Raised in Levittown by Italian-American parents, Campanelli didn’t initially set out to become a chef at all. It wasn’t until he earned a bachelor’s degree in mathematics from SUNY / Old Westbury and was working toward his master’s that he decided to try something different.
“Math just wasn’t for me,” he said.
In fact, Campanelli admitted, it was watching celebrity chefs like Emeril Lagasse whip up dishes on the Food Network in the early 2000s that made him seriously begin rethinking his career path.
“I know everybody knocks the Food Network, but when I was in my 20s and I knew I wasn’t doing what I wanted to do, I enjoyed it,” the Port Jefferson Station resident said. “I don’t want to say it inspired me, but it got me thinking, ‘Why not?’ ”
Campanelli quickly enrolled in a one-year program at Institute of Culinary Education in New York City.
Soon after graduating, he met acclaimed Long Island chef and restaurateur Tom Schaudel, who offered him a nine-month kitchen pantry internship at CoolFish in Syosset. Eventually, Campanelli became executive chef there, a position he held until November 2013.
“He was just a nice kid who came to us at Coolfish,” said Schaudel, who sold the restaurant in June 2013. “Just a guy eager to learn and a sweetheart of a person.”
More important, Schaudel instantly recognized that Campanelli possessed a certain something — an indescribable quality that hinted at greatness.
“You can see it in their eyes,” he said. “You can spot these guys a mile away — and they don’t come around that often. Plus, he’s Italian and he likes to eat,” he said with a laugh.
Earlier this year, Schaudel told Campanelli he planned to open Petulant Wino at the site of the former Comtesse Thérèse Bistro, which closed in January 2013. He also owns aMano in Mattituck and A Lure in Southold, plus Jewel and Be-Ju, both in Melville.
Schaudel said he didn’t think twice about asking Campanelli to be not only Petulant Wino’s executive chef but his partner in the venture. Schaudel’s daughter, Courtney, is also a partner.

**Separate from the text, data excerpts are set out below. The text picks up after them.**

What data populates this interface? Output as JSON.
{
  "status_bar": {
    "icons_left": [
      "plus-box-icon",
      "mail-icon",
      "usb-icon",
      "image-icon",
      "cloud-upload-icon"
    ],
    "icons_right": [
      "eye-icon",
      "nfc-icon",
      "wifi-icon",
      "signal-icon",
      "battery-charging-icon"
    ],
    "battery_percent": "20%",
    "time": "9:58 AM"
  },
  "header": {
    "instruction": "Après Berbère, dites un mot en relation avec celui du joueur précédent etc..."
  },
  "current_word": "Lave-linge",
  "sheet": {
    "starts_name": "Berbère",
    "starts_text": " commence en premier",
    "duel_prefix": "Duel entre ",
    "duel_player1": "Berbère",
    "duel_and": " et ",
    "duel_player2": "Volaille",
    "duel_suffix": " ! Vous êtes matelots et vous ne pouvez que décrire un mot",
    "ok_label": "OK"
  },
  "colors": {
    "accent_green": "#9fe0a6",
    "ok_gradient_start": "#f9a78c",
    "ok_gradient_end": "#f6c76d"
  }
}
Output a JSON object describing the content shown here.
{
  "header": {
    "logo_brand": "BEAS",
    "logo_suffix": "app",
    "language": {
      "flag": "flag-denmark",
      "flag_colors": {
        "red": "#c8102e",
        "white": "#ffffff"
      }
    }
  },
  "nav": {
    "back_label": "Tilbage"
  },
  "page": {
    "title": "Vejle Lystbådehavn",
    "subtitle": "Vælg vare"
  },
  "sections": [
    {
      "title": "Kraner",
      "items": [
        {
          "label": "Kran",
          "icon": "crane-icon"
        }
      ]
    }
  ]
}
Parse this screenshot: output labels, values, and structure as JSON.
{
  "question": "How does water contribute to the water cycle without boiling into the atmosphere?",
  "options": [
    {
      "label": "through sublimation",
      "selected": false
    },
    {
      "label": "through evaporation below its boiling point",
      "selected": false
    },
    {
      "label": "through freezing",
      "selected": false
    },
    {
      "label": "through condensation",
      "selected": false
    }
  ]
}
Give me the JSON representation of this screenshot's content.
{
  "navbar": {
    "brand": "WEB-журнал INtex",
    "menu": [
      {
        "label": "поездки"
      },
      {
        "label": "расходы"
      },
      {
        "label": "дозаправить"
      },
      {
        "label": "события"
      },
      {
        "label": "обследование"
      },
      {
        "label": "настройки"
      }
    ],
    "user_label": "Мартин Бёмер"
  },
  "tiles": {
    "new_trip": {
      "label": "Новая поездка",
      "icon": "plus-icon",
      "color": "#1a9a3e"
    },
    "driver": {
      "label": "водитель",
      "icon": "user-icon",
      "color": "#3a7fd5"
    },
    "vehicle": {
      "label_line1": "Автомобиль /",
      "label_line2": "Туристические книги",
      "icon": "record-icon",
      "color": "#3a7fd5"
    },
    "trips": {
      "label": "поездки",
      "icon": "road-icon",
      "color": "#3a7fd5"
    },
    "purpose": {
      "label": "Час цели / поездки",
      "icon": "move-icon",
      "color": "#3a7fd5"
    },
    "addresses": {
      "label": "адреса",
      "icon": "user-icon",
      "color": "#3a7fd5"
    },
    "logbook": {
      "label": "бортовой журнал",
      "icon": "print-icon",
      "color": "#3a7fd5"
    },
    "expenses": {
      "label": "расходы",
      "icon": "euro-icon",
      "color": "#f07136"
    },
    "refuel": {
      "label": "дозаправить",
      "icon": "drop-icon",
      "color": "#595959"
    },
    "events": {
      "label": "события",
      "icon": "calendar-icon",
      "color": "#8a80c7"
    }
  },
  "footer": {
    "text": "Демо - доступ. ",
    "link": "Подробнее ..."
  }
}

“It’s great when you can get a partner and a chef in the same package,” Schaudel said. “You have to be very careful when picking partners because it’s a lot like a marriage. I never had any hesitation with Lenny.”
Campanelli, who has two young children with his wife, Kristine, was similarly decisive about accepting the job. Petulant Wino opened shortly after Memorial Day and three months later received an “excellent” rating from The New York Times, the paper’s highest distinction.
“Everybody on Long Island knows — or should know — that a Tom Schaudel restaurant will never disappoint,” novelist Nelson DeMille, a friend of Schaudel’s, wrote in an email to northforker.
“There are times I’ll look back and wish I had spent time in the city or bounced around with different cuisines,”
Campanelli said, “but there are other times I’ll look back and say ‘No, I took the path that was right for me.’ It was more important for me to get into a situation where I knew I’d have a stable environment — where I was working for someone I believed in, who I knew I could learn from and who wasn’t afraid to let me do my own thing.”
That person, Campanelli said, has always been Tom Schaudel.
“People want to do their own thing,” Schaudel said. “I mean, I did. You have to kind of let that happen a little bit — with some guidance and oversight, for sure. But you have to let go a little bit, like a parent. You have to let them fall down sometimes and scrape their knees.”
At Petulant Wino, Campanelli explained, his personality is allowed to shine in popular, innovative dishes like pork belly with an apple cider reduction — “There’s nothing not to like about a slab of bacon,” he said with a hearty laugh — and chipotle braised duck tacos.
“You look at Long Island and it seems there’s an Italian restaurant on every corner,” Campanelli said. “And they’re all doing their own variation of the same dishes. And some are very good, some are excellent, but you’re still ordering a chicken Parmesan here, a chicken hero there. I didn’t want to do that. I wanted to be a little different.”
Committed to cooking with fresh, local ingredients whenever possible, Campanelli purchases greens from Satur Farms in Cutchogue and herbed goat cheese from Goodale Farms in Aquebogue. And the apple cider used in the aforementioned pork belly dish could be considered hyper-hyperlocal: It’s from Woodside Orchards, located next door to Petulant Wino.
“Tom has always supported the wineries and local farms,” Campanelli said. “I always had exposure to that in my cooking. It was always emphasized that we used those types of ingredients.”
When it comes to cuisine, Campanelli’s philosophy is simple.
“Cook something that you enjoy,” he said. “If you enjoy what you’re eating, there’s a pretty good chance someone else is going to enjoy it, too.”